Pour les hindous, la montagne est considérée comme la demeure de Shiva, de son épouse Parvati et de leurs enfants. Dans les traditions bouddhistes tibétaines, elle est associée au mont Meru, montagne mythique considérée comme le centre du monde. Pour les Jaïns, c’est le lieu où le premier maître, le gourou Rishavadeva, a atteint le nirvâna. Quant aux adeptes du bön, ils lui attribuent une importance spirituelle majeure.
Le pèlerinage consiste à faire le tour de la montagne à pied, cette circumambulation est appelée « Kora » dans la tradition tibétaine et « prikrama » dans la tradition hindoue. Le parcours fait 53 kilomètres et s’effectue en trois jours. Les pèlerins évoluent en très haute altitude et doivent franchir notamment le col de Drolma à plus de 5600 mètres d’altitude.
Faire le tour de la montagne permet de se purifier de ses fautes. Les fidèles de la tradition bön sont les seuls à faire le tour de la montagne dans le sens inverse des aiguilles d’une montre.
Le gouvernement indien organise chaque année un pèlerinage officiel : le Kailash Manasarovar Yatra.
La rédaction du Petit Journal s’est entretenue avec Fabienne Malige, familière du Népal et de l’Inde où elle a de nombreux amis.
Elle est physiothérapeute, pratique la médecine Ayurvédique et parcourt la planète pour enseigner ses connaissances à d’autres soignants.
Mariée a un Indien, elle est une habituée des voyages au Népal et en Inde, savoyarde, grimpeuse, elle est amoureuse de la montagne et spécialement de l’Himalaya.
Elle témoigne de son chagrin et de ses inquiétudes :
« Quatre de mes amis adeptes de Sadhguru faisaient partie du pèlerinage de 80 personnes organisé par Isha fondation. Ils se trouvaient au poste frontière pour rentrer au Tibet quand la coulée de boue les a emportés. »
Fabienne, toujours en contact avec ses amis népalais, relaie leur inquiétude.

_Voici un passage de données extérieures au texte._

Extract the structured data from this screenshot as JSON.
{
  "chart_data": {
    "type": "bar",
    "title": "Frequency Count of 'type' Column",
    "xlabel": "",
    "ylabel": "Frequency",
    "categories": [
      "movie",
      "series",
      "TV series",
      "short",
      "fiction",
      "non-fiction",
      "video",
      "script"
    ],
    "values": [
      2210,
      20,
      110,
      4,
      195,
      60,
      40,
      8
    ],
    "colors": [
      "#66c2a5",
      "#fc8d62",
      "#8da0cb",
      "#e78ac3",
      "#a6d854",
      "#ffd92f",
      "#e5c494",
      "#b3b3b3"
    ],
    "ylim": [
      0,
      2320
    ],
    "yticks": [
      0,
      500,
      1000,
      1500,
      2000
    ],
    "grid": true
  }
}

« La catastrophe risque d’être redondante. Le lac formé au Tibet va t’il lâcher et provoquer une nouvelle catastrophe ? »
Selon les médias internationaux, le gouvernement népalais a très rapidement réagi en envoyant sur place l’armée et des hélicoptères.
« L’Inde est le premier pays à avoir apporté son aide au Népal. La Chine la Corée du Sud, le Japon et l’Angleterre sont très présents au Népal pour réaliser des infrastructures routières, ces pays participent aux actions de secours. Mes amis népalais témoignent que la coordination et la coopération sur place pour porter secours, semblent être efficaces. »
L’acheminement de l'aide humanitaire est particulièrement compliqué par le relief montagneux, les éboulements et les pluies de fin de mousson.
Si vous souhaitez contribuer aux efforts de secours, vous pouvez faire un don à la croix Rouge via ce lien ou sur le site officiel du Prime Minister’s Disaster Relief Fund en cliquant sur ce lien.
Dimanche 30 août, 850 étrangers sont portés disparus, dont 98 ressortissants indiens selon l’office du tourisme népalais et 49 selon les autorités chinoises.
Quatre Français manquent à l’appel selon l’office du tourisme népalais et le ministère français des affaires étrangères et deux autres personnes selon les autorités.
La France a exprimé sa pleine solidarité avec le Népal et la Chine à la suite des terribles inondations et glissements de terrain qui les ont touchés le 26 août et a adressé ses condoléances aux proches des victimes et son soutien à toutes celles et ceux qui ont été touchés par ce drame.
Les équipes du ministère de l’Europe et des Affaires étrangères et des ambassades au Népal et en Chine sont pleinement mobilisées et suivent la situation avec attention, en lien étroit avec les autorités locales. Ils ont aussi rappelé l'importance de l'inscription sur le Fil d’Ariane.